Financial markets, including the bond markets, during June displayed considerable faith in global central banks, particularly the U.S. Federal Reserve. By and large, there were relatively few additional government programmes launched to deal with the economic aftermath of the pandemic lockdown, and investors focussed instead on central banks’ efforts to stimulate the respective economies. Early in the month, there was optimism about a quick economic recovery, with equity prices and government bond yields rising, and corporate yield spreads narrowing. However, in the second week, investors suffered a crisis of confidence that saw equity markets plunge 5% to 7% in a single day, and corporate yield spreads widen by 15 basis points or more. The markets stabilized, however, following the Fed’s announcement of new details of its corporate bond buying program, expanding the list of eligible issuers. Prior to that, the Fed had been buying corporate bond ETFs, but the prospect of it buying individual corporate bonds suggested it was willing to go to extraordinary lengths to ensure a recovery in the U.S. economy. The corporate bond purchase programmes of the Fed and, to a lesser extent that of the Bank of Canada, caused yield spreads to tighten to levels that no longer reflected the extraordinary economic uncertainty. Within the corporate bond space, investors seemed to have an almost childlike belief that the central banks would make everything all right, no matter what happened. In addition, expectations that the Bank of Canada, the Fed, and other central banks would keep interest rates very low for a prolonged period helped hold government bond yields near their lows during June despite substantial increases in bond issuance to finance massive deficits. The FTSE Canada Universe Bond index gained 1.69% in June.

The traditional definition of a recession is two consecutive quarters of negative growth in the economy. Undoubtedly, the first and second quarters in Canada will show the economy contracted but, in fact, the recession lasted only two months, March and April. The unprecedented plunge in activity in those months far outweighed growth in the other months in the first half of 2020. With the partial reopening in May and June, the Canadian economy began growing again, albeit much more slowly than the pandemic-induced contraction. In other words, the recession ended, and the recovery began.
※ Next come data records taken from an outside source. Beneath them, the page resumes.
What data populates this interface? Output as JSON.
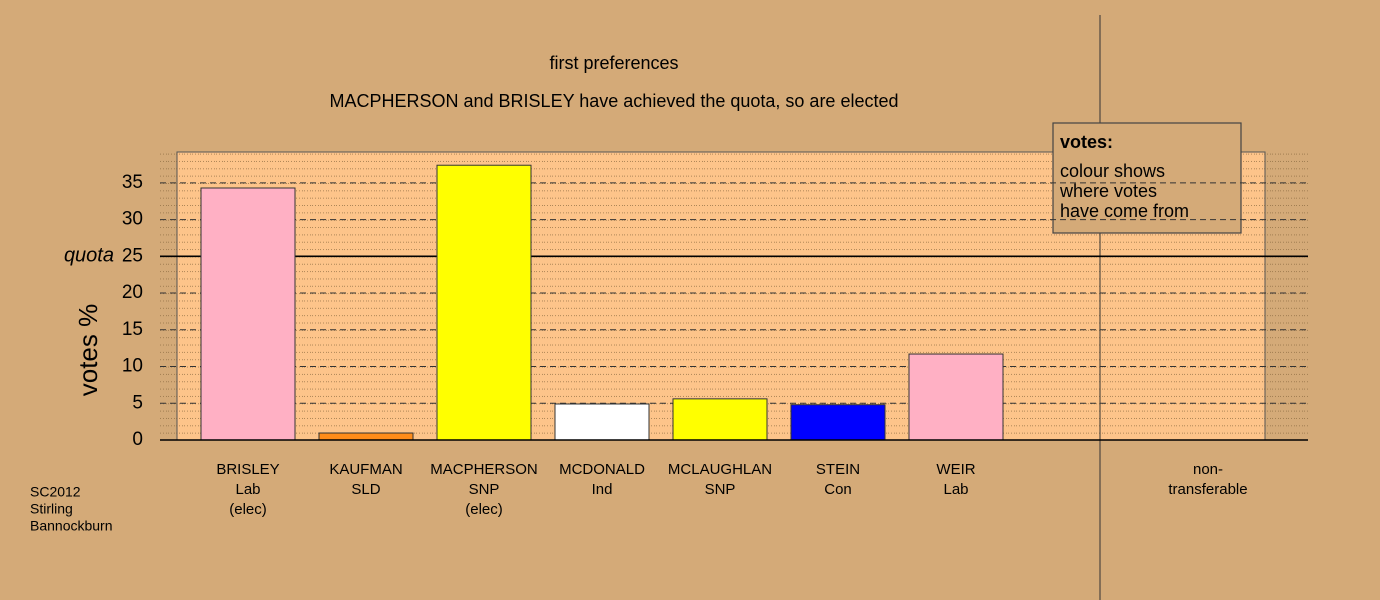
{
  "chart_data": {
    "type": "bar",
    "title": "first preferences",
    "subtitle": "MACPHERSON and BRISLEY have achieved the quota, so are elected",
    "y_label": "votes %",
    "categories": [
      [
        "BRISLEY",
        "Lab",
        "(elec)"
      ],
      [
        "KAUFMAN",
        "SLD"
      ],
      [
        "MACPHERSON",
        "SNP",
        "(elec)"
      ],
      [
        "MCDONALD",
        "Ind"
      ],
      [
        "MCLAUGHLAN",
        "SNP"
      ],
      [
        "STEIN",
        "Con"
      ],
      [
        "WEIR",
        "Lab"
      ],
      [
        "non-",
        "transferable"
      ]
    ],
    "values": [
      34.3,
      0.95,
      37.4,
      4.9,
      5.6,
      4.8,
      11.7,
      0
    ],
    "colors": [
      "#ffb0c4",
      "#ff8c1a",
      "#ffff00",
      "#ffffff",
      "#ffff00",
      "#0000ff",
      "#ffb0c4",
      "#cccccc"
    ],
    "ylim": [
      0,
      39.2
    ],
    "yticks": [
      0,
      5,
      10,
      15,
      20,
      25,
      30,
      35
    ],
    "grid": true,
    "quota_line": {
      "value": 25,
      "label": "quota"
    },
    "legend_box": {
      "title": "votes:",
      "lines": [
        "colour shows",
        "where votes",
        "have come from"
      ]
    },
    "footer_lines": [
      "SC2012",
      "Stirling",
      "Bannockburn"
    ]
  }
}
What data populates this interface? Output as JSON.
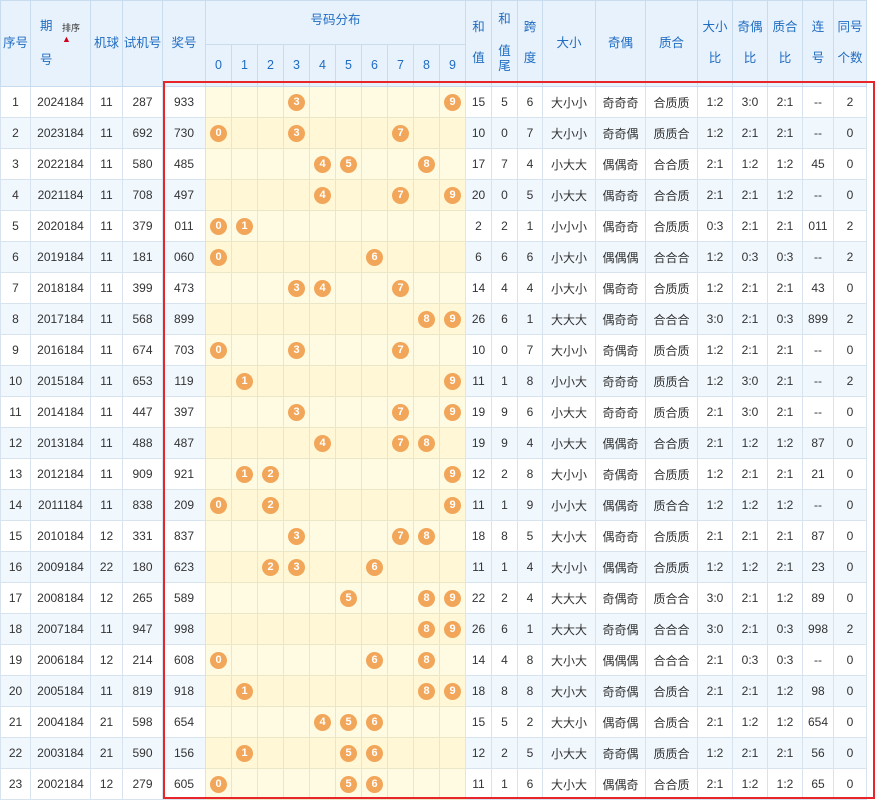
{
  "header": {
    "seq": "序号",
    "period_top": "期",
    "period_bottom": "号",
    "sort_label": "排序",
    "machine": "机球",
    "trial": "试机号",
    "prize": "奖号",
    "distribution": "号码分布",
    "digits": [
      "0",
      "1",
      "2",
      "3",
      "4",
      "5",
      "6",
      "7",
      "8",
      "9"
    ],
    "sum_top": "和",
    "sum_bottom": "值",
    "sumtail_top": "和",
    "sumtail_mid": "值",
    "sumtail_bottom": "尾",
    "span_top": "跨",
    "span_bottom": "度",
    "size": "大小",
    "parity": "奇偶",
    "prime": "质合",
    "size_ratio_top": "大小",
    "size_ratio_bottom": "比",
    "parity_ratio_top": "奇偶",
    "parity_ratio_bottom": "比",
    "prime_ratio_top": "质合",
    "prime_ratio_bottom": "比",
    "consec_top": "连",
    "consec_bottom": "号",
    "same_top": "同号",
    "same_bottom": "个数"
  },
  "rows": [
    {
      "seq": "1",
      "period": "2024184",
      "machine": "11",
      "trial": "287",
      "prize": "933",
      "balls": [
        3,
        9
      ],
      "sum": "15",
      "sumtail": "5",
      "span": "6",
      "size": "大小小",
      "parity": "奇奇奇",
      "prime": "合质质",
      "sratio": "1:2",
      "pratio": "3:0",
      "qratio": "2:1",
      "consec": "--",
      "same": "2"
    },
    {
      "seq": "2",
      "period": "2023184",
      "machine": "11",
      "trial": "692",
      "prize": "730",
      "balls": [
        0,
        3,
        7
      ],
      "sum": "10",
      "sumtail": "0",
      "span": "7",
      "size": "大小小",
      "parity": "奇奇偶",
      "prime": "质质合",
      "sratio": "1:2",
      "pratio": "2:1",
      "qratio": "2:1",
      "consec": "--",
      "same": "0"
    },
    {
      "seq": "3",
      "period": "2022184",
      "machine": "11",
      "trial": "580",
      "prize": "485",
      "balls": [
        4,
        5,
        8
      ],
      "sum": "17",
      "sumtail": "7",
      "span": "4",
      "size": "小大大",
      "parity": "偶偶奇",
      "prime": "合合质",
      "sratio": "2:1",
      "pratio": "1:2",
      "qratio": "1:2",
      "consec": "45",
      "same": "0"
    },
    {
      "seq": "4",
      "period": "2021184",
      "machine": "11",
      "trial": "708",
      "prize": "497",
      "balls": [
        4,
        7,
        9
      ],
      "sum": "20",
      "sumtail": "0",
      "span": "5",
      "size": "小大大",
      "parity": "偶奇奇",
      "prime": "合合质",
      "sratio": "2:1",
      "pratio": "2:1",
      "qratio": "1:2",
      "consec": "--",
      "same": "0"
    },
    {
      "seq": "5",
      "period": "2020184",
      "machine": "11",
      "trial": "379",
      "prize": "011",
      "balls": [
        0,
        1
      ],
      "sum": "2",
      "sumtail": "2",
      "span": "1",
      "size": "小小小",
      "parity": "偶奇奇",
      "prime": "合质质",
      "sratio": "0:3",
      "pratio": "2:1",
      "qratio": "2:1",
      "consec": "011",
      "same": "2"
    },
    {
      "seq": "6",
      "period": "2019184",
      "machine": "11",
      "trial": "181",
      "prize": "060",
      "balls": [
        0,
        6
      ],
      "sum": "6",
      "sumtail": "6",
      "span": "6",
      "size": "小大小",
      "parity": "偶偶偶",
      "prime": "合合合",
      "sratio": "1:2",
      "pratio": "0:3",
      "qratio": "0:3",
      "consec": "--",
      "same": "2"
    },
    {
      "seq": "7",
      "period": "2018184",
      "machine": "11",
      "trial": "399",
      "prize": "473",
      "balls": [
        3,
        4,
        7
      ],
      "sum": "14",
      "sumtail": "4",
      "span": "4",
      "size": "小大小",
      "parity": "偶奇奇",
      "prime": "合质质",
      "sratio": "1:2",
      "pratio": "2:1",
      "qratio": "2:1",
      "consec": "43",
      "same": "0"
    },
    {
      "seq": "8",
      "period": "2017184",
      "machine": "11",
      "trial": "568",
      "prize": "899",
      "balls": [
        8,
        9
      ],
      "sum": "26",
      "sumtail": "6",
      "span": "1",
      "size": "大大大",
      "parity": "偶奇奇",
      "prime": "合合合",
      "sratio": "3:0",
      "pratio": "2:1",
      "qratio": "0:3",
      "consec": "899",
      "same": "2"
    },
    {
      "seq": "9",
      "period": "2016184",
      "machine": "11",
      "trial": "674",
      "prize": "703",
      "balls": [
        0,
        3,
        7
      ],
      "sum": "10",
      "sumtail": "0",
      "span": "7",
      "size": "大小小",
      "parity": "奇偶奇",
      "prime": "质合质",
      "sratio": "1:2",
      "pratio": "2:1",
      "qratio": "2:1",
      "consec": "--",
      "same": "0"
    },
    {
      "seq": "10",
      "period": "2015184",
      "machine": "11",
      "trial": "653",
      "prize": "119",
      "balls": [
        1,
        9
      ],
      "sum": "11",
      "sumtail": "1",
      "span": "8",
      "size": "小小大",
      "parity": "奇奇奇",
      "prime": "质质合",
      "sratio": "1:2",
      "pratio": "3:0",
      "qratio": "2:1",
      "consec": "--",
      "same": "2"
    },
    {
      "seq": "11",
      "period": "2014184",
      "machine": "11",
      "trial": "447",
      "prize": "397",
      "balls": [
        3,
        7,
        9
      ],
      "sum": "19",
      "sumtail": "9",
      "span": "6",
      "size": "小大大",
      "parity": "奇奇奇",
      "prime": "质合质",
      "sratio": "2:1",
      "pratio": "3:0",
      "qratio": "2:1",
      "consec": "--",
      "same": "0"
    },
    {
      "seq": "12",
      "period": "2013184",
      "machine": "11",
      "trial": "488",
      "prize": "487",
      "balls": [
        4,
        7,
        8
      ],
      "sum": "19",
      "sumtail": "9",
      "span": "4",
      "size": "小大大",
      "parity": "偶偶奇",
      "prime": "合合质",
      "sratio": "2:1",
      "pratio": "1:2",
      "qratio": "1:2",
      "consec": "87",
      "same": "0"
    },
    {
      "seq": "13",
      "period": "2012184",
      "machine": "11",
      "trial": "909",
      "prize": "921",
      "balls": [
        1,
        2,
        9
      ],
      "sum": "12",
      "sumtail": "2",
      "span": "8",
      "size": "大小小",
      "parity": "奇偶奇",
      "prime": "合质质",
      "sratio": "1:2",
      "pratio": "2:1",
      "qratio": "2:1",
      "consec": "21",
      "same": "0"
    },
    {
      "seq": "14",
      "period": "2011184",
      "machine": "11",
      "trial": "838",
      "prize": "209",
      "balls": [
        0,
        2,
        9
      ],
      "sum": "11",
      "sumtail": "1",
      "span": "9",
      "size": "小小大",
      "parity": "偶偶奇",
      "prime": "质合合",
      "sratio": "1:2",
      "pratio": "1:2",
      "qratio": "1:2",
      "consec": "--",
      "same": "0"
    },
    {
      "seq": "15",
      "period": "2010184",
      "machine": "12",
      "trial": "331",
      "prize": "837",
      "balls": [
        3,
        7,
        8
      ],
      "sum": "18",
      "sumtail": "8",
      "span": "5",
      "size": "大小大",
      "parity": "偶奇奇",
      "prime": "合质质",
      "sratio": "2:1",
      "pratio": "2:1",
      "qratio": "2:1",
      "consec": "87",
      "same": "0"
    },
    {
      "seq": "16",
      "period": "2009184",
      "machine": "22",
      "trial": "180",
      "prize": "623",
      "balls": [
        2,
        3,
        6
      ],
      "sum": "11",
      "sumtail": "1",
      "span": "4",
      "size": "大小小",
      "parity": "偶偶奇",
      "prime": "合质质",
      "sratio": "1:2",
      "pratio": "1:2",
      "qratio": "2:1",
      "consec": "23",
      "same": "0"
    },
    {
      "seq": "17",
      "period": "2008184",
      "machine": "12",
      "trial": "265",
      "prize": "589",
      "balls": [
        5,
        8,
        9
      ],
      "sum": "22",
      "sumtail": "2",
      "span": "4",
      "size": "大大大",
      "parity": "奇偶奇",
      "prime": "质合合",
      "sratio": "3:0",
      "pratio": "2:1",
      "qratio": "1:2",
      "consec": "89",
      "same": "0"
    },
    {
      "seq": "18",
      "period": "2007184",
      "machine": "11",
      "trial": "947",
      "prize": "998",
      "balls": [
        8,
        9
      ],
      "sum": "26",
      "sumtail": "6",
      "span": "1",
      "size": "大大大",
      "parity": "奇奇偶",
      "prime": "合合合",
      "sratio": "3:0",
      "pratio": "2:1",
      "qratio": "0:3",
      "consec": "998",
      "same": "2"
    },
    {
      "seq": "19",
      "period": "2006184",
      "machine": "12",
      "trial": "214",
      "prize": "608",
      "balls": [
        0,
        6,
        8
      ],
      "sum": "14",
      "sumtail": "4",
      "span": "8",
      "size": "大小大",
      "parity": "偶偶偶",
      "prime": "合合合",
      "sratio": "2:1",
      "pratio": "0:3",
      "qratio": "0:3",
      "consec": "--",
      "same": "0"
    },
    {
      "seq": "20",
      "period": "2005184",
      "machine": "11",
      "trial": "819",
      "prize": "918",
      "balls": [
        1,
        8,
        9
      ],
      "sum": "18",
      "sumtail": "8",
      "span": "8",
      "size": "大小大",
      "parity": "奇奇偶",
      "prime": "合质合",
      "sratio": "2:1",
      "pratio": "2:1",
      "qratio": "1:2",
      "consec": "98",
      "same": "0"
    },
    {
      "seq": "21",
      "period": "2004184",
      "machine": "21",
      "trial": "598",
      "prize": "654",
      "balls": [
        4,
        5,
        6
      ],
      "sum": "15",
      "sumtail": "5",
      "span": "2",
      "size": "大大小",
      "parity": "偶奇偶",
      "prime": "合质合",
      "sratio": "2:1",
      "pratio": "1:2",
      "qratio": "1:2",
      "consec": "654",
      "same": "0"
    },
    {
      "seq": "22",
      "period": "2003184",
      "machine": "21",
      "trial": "590",
      "prize": "156",
      "balls": [
        1,
        5,
        6
      ],
      "sum": "12",
      "sumtail": "2",
      "span": "5",
      "size": "小大大",
      "parity": "奇奇偶",
      "prime": "质质合",
      "sratio": "1:2",
      "pratio": "2:1",
      "qratio": "2:1",
      "consec": "56",
      "same": "0"
    },
    {
      "seq": "23",
      "period": "2002184",
      "machine": "12",
      "trial": "279",
      "prize": "605",
      "balls": [
        0,
        5,
        6
      ],
      "sum": "11",
      "sumtail": "1",
      "span": "6",
      "size": "大小大",
      "parity": "偶偶奇",
      "prime": "合合质",
      "sratio": "2:1",
      "pratio": "1:2",
      "qratio": "1:2",
      "consec": "65",
      "same": "0"
    }
  ],
  "colors": {
    "ball": "#f2a659",
    "highlight": "#e8262a",
    "header_text": "#1f6cc1"
  }
}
Economic data received during June covered both April’s weakness and the nascent recovery in May. For example, Canadian GDP was reported to have shrunk by 11.6% (not annualized) in April but estimated to have rebounded by a moderate 3% in May. Unemployment rose to 13.7% in May from 13.0% the previous month, but job creation was surprisingly strong. The number of jobs in Canada grew by 290,000, confounding expectations that half a million jobs had been lost in the month. Housing starts and existing home sales also indicated a strong rebound from April’s levels. More timely information on economic activity came from Canadian banks looking at credit and debit card use. The banks reported that consumer spending had nearly fully recovered by mid-June, although the pattern of spending had changed toward online and away from bricks-and-mortar stores. How much of the recovery in consumer spending was supported by temporary emergency income support programmes from the federal and provincial governments is not yet known.

In the United States, the economic data tended to be better than expected. The labour data, in particular, was much better than forecasts. Unemployment declined from 14.7% the previous month to 13.3% rather than jumping as expected to 19% by the consensus forecast. In addition, rather than falling by an expected 7.5 million, U.S. payrolls actually increased by 2.5 million jobs. The increase in jobs was somewhat surprising given that more than 1.5 million people were applying for state unemployment benefits each week. The better labour situation combined with partial economic reopening in many U.S. states led to a surge in retail spending. Vehicle sales were particularly strong, although they remained 30% below year ago levels.